Heh, welcome to the club, Jonathan. My family keeps denying that I can be really trans because they claim they "didn't see it" in me when I was growing up. They didn't see how miserably I failed to fit into male situations? How I preferred the company of girls? Part of it is that they have been covering their eyes to prevent themselves from seeing what they don't want to see. Part of it is that I was intimidated into going along with their system. I even hid the truth from myself because it was too hard to deal with. Yeah, I colluded in their denial--and now that I've blown the lid off, they're angry at me for telling my truth now. If I'd come out with it when young, they would have had the same reaction anyway.

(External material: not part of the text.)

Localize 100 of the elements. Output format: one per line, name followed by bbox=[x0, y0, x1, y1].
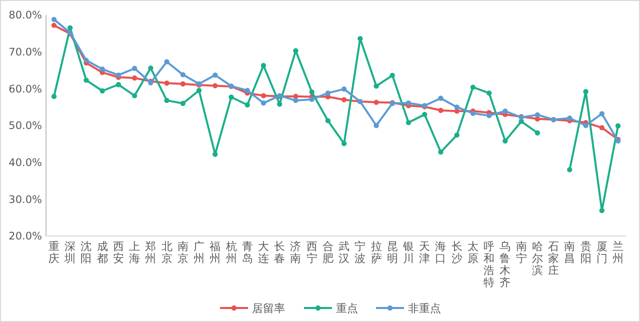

I always knew within me that I could not fit into the male gender, but did not dare to openly question it. The enforcement is too pervasive and too violent against those who step out of line, and I was not that bold. As a result, I isolated myself a lot, because male society was repulsive to me, and I wasn't allowed into female society.
I think it's those with assertive personalities who are the source of the stereotype that all trans people have to proclaim it from a soapbox in no uncertain terms beginning from the age of 3. But I'm not the assertive type. I always shrank from confrontation and hid away. It took me until the age of 45 before I grew enough of a backbone to come out of hiding and stand up for my truth. Instead of welcoming the honesty and strength of character this took, they try to shoot me down.
I also think my Mom holds a stereotype that all trans women have to come from a gay background, and since I dated girls, she takes that as "proof" that I can't be trans. Just like in Blanchard and Bailey's theories, although I doubt Mom has ever heard of them, Blanchard and Bailey are just playing off of certain old stereotypes that have nothing to do with actual gender identity. Actually, early on I had been sexually attracted to boys, but after two of them raped me, I got turned off of liking males.
This sort of denial can be so hardened and entrenched, it becomes unassailable. I wrote out for my Mom a detailed history of 40 examples of my cross-gender behavior as I grew up, going back to the age of 4. Right from the beginning of my preschool, the first gendered environment I was ever placed into, I rejected identification with the boys and placed myself with the girls, a pattern that persisted thereafter no matter how hard my family and schools tried to suppress it. I wrote out some deeply revealing private facts about my gender and sexual history which I'd never told anyone. Mom accused me of making it all up based on what I'd read about transsexualism. She basically called me a liar after I'd taken her into my confidence and revealed my most private secrets--that hurt me worse than anything else ever has.
So be prepared for family denial that will go to any lengths of stubbornness to keep the truth at bay. And never mind it. You know your truth and it will set you free.